Saturday, February 07, 2004

I just got back from seeing Big Fish. I've experienced//seen//read//heard a lot of art that I wish I could share with people - more art of that kind than I have any right to expect. Tonight I saw another piece of art that goes in that category, but it's different than most. Most of the art I want to share with people is like the Iliad, or Peter Jackson's Lord of the Rings, or Tamora Pierce's Tortall books. Or it might be dreaming of waltzing (performance art) with my wife to The Corrs' version of Erin Shore, or to Jennifer Knapp's Martyrs & Thieves. In other words, it's mostly art that has to do with being a man. Put it another way: it's art about what I want to be. Or put it yet another way: it's art about who I believe I was created to be. It's about being a husband and a father, and there is no dream in my heart rooted deeper than that. But tonight, as I said, I saw something different. I saw a piece of art that was about stories and a man who told them.

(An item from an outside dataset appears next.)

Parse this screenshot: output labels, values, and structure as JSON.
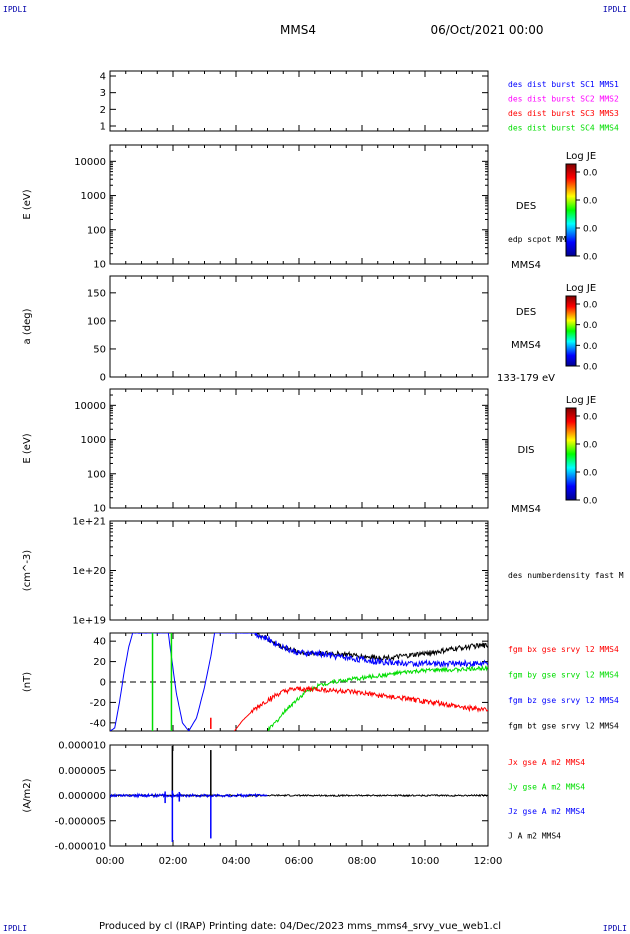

Four years ago Ms. Poole told me that no matter what anyone said, I would always be a writer. Just a month or so ago Shanah Van said that, deep down, I am a theatre person. I don't think those are false statements, but if you were to ask me about it, I'd say that deep down I am a storyteller.

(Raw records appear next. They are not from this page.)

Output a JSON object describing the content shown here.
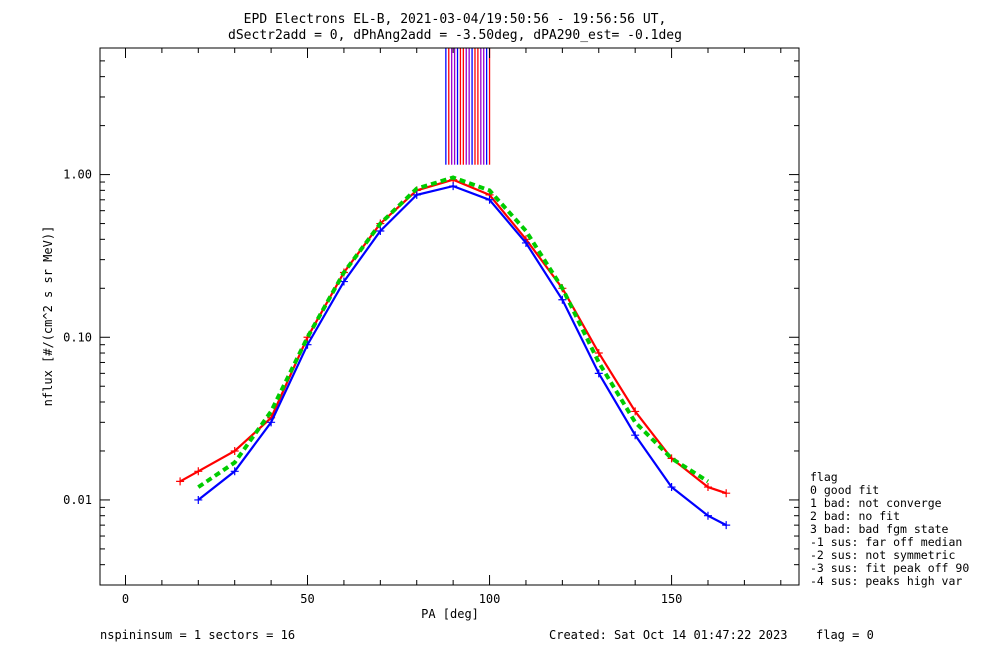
{
  "title": {
    "line1": "EPD Electrons EL-B, 2021-03-04/19:50:56 - 19:56:56 UT,",
    "line2": "dSectr2add = 0, dPhAng2add = -3.50deg, dPA290_est=  -0.1deg"
  },
  "footer": {
    "left": "nspininsum =  1  sectors = 16",
    "created": "Created: Sat Oct 14 01:47:22 2023",
    "flag": "flag = 0"
  },
  "legend": {
    "title": "flag",
    "items": [
      " 0 good fit",
      " 1 bad: not converge",
      " 2 bad: no fit",
      " 3 bad: bad fgm state",
      "-1 sus: far off median",
      "-2 sus: not symmetric",
      "-3 sus: fit peak off 90",
      "-4 sus: peaks high var"
    ]
  },
  "chart_data": {
    "type": "line",
    "title": "EPD Electrons EL-B, 2021-03-04/19:50:56 - 19:56:56 UT, dSectr2add = 0, dPhAng2add = -3.50deg, dPA290_est=  -0.1deg",
    "xlabel": "PA [deg]",
    "ylabel": "nflux [#/(cm^2 s sr MeV)]",
    "xlim": [
      -7,
      185
    ],
    "ylim": [
      0.003,
      6
    ],
    "yscale": "log",
    "x_ticks": [
      0,
      50,
      100,
      150
    ],
    "x_tick_labels": [
      "0",
      "50",
      "100",
      "150"
    ],
    "y_ticks": [
      0.01,
      0.1,
      1.0
    ],
    "y_tick_labels": [
      "0.01",
      "0.10",
      "1.00"
    ],
    "grid": false,
    "series": [
      {
        "color": "#ff0000",
        "values": [
          {
            "x": 15,
            "y": 0.013
          },
          {
            "x": 20,
            "y": 0.015
          },
          {
            "x": 30,
            "y": 0.02
          },
          {
            "x": 40,
            "y": 0.032
          },
          {
            "x": 50,
            "y": 0.1
          },
          {
            "x": 60,
            "y": 0.25
          },
          {
            "x": 70,
            "y": 0.5
          },
          {
            "x": 80,
            "y": 0.8
          },
          {
            "x": 90,
            "y": 0.93
          },
          {
            "x": 100,
            "y": 0.75
          },
          {
            "x": 110,
            "y": 0.4
          },
          {
            "x": 120,
            "y": 0.2
          },
          {
            "x": 130,
            "y": 0.08
          },
          {
            "x": 140,
            "y": 0.035
          },
          {
            "x": 150,
            "y": 0.018
          },
          {
            "x": 160,
            "y": 0.012
          },
          {
            "x": 165,
            "y": 0.011
          }
        ]
      },
      {
        "color": "#0000ff",
        "values": [
          {
            "x": 20,
            "y": 0.01
          },
          {
            "x": 30,
            "y": 0.015
          },
          {
            "x": 40,
            "y": 0.03
          },
          {
            "x": 50,
            "y": 0.09
          },
          {
            "x": 60,
            "y": 0.22
          },
          {
            "x": 70,
            "y": 0.45
          },
          {
            "x": 80,
            "y": 0.75
          },
          {
            "x": 90,
            "y": 0.85
          },
          {
            "x": 100,
            "y": 0.7
          },
          {
            "x": 110,
            "y": 0.38
          },
          {
            "x": 120,
            "y": 0.17
          },
          {
            "x": 130,
            "y": 0.06
          },
          {
            "x": 140,
            "y": 0.025
          },
          {
            "x": 150,
            "y": 0.012
          },
          {
            "x": 160,
            "y": 0.008
          },
          {
            "x": 165,
            "y": 0.007
          }
        ]
      },
      {
        "color": "#00cc00",
        "dashed": true,
        "values": [
          {
            "x": 20,
            "y": 0.012
          },
          {
            "x": 30,
            "y": 0.017
          },
          {
            "x": 40,
            "y": 0.035
          },
          {
            "x": 50,
            "y": 0.1
          },
          {
            "x": 60,
            "y": 0.25
          },
          {
            "x": 70,
            "y": 0.5
          },
          {
            "x": 80,
            "y": 0.82
          },
          {
            "x": 90,
            "y": 0.96
          },
          {
            "x": 100,
            "y": 0.8
          },
          {
            "x": 110,
            "y": 0.45
          },
          {
            "x": 120,
            "y": 0.2
          },
          {
            "x": 130,
            "y": 0.07
          },
          {
            "x": 140,
            "y": 0.03
          },
          {
            "x": 150,
            "y": 0.018
          },
          {
            "x": 160,
            "y": 0.013
          }
        ]
      }
    ],
    "vertical_lines": {
      "x_range": [
        88,
        100
      ],
      "y_bottom": 1.15,
      "colors": [
        "#0000ff",
        "#9900cc",
        "#ff0000"
      ]
    }
  }
}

I saw Big Fish tonight and I saw a film about a man who told stories that told who he was. I think that's what got me most of all, what's making me write this now instead of going to sleep and writing it tomorrow afternoon. We tell - I tell - stories because we must, but the stories we tell are poured out of our hearts. I am glad to read anything the Jennies want me to read, of course - but the magic of it is that they want to hear the books that I want to read. I am glad to roleplay in any game that is well played, well crafted, and well run - but the magic of Phoenix Earth draws me back time and again.

The stories are the ways in which we reach out to the world. They are romance, in the Natalian sense; that is, they are how we say, this is what my heart looks like inside. For this reason I have always regretted that Rose never got to see a Phoenix Earth session. She and Alanna saw me roleplaying once, in Mirrielees, but not for very long and not in a very good game or a very good session. She knows what I mean when I say roleplaying, I suppose, as do many of my friends in various ways (who could forget roleplaying with Shanah over skit writing?). But do they understand Phoenix Earth? Have I told them the story of the rise and fall of man as my heart bids me tell it?

Of course everyone has their romances, and one can't expect everyone to sit through everyone else's. The hearts of man are more variegated than that. But still the hope is in me, the fairy tale, that to those dearest to me I will one day be able to tell these stories:

The Song of the Lioness
The Protector of the Small
Gates of Fire
Phoenix Earth

Will I tell those stories to my children? Will I grow old telling them to my wife? Will they hear the stories of Dienekes and Polynikes and Alanna and Jonathan and Keladry and Nealan and all the Phoenix Earth and see them in my heart? That is a mystery too wonderful for me, surely. But if they never know the names, I pray that at least, when the tears pour down my cheeks as I read for the hundredth time of Polynikes standing alone against the horizon, they will know my heart and in that way understand.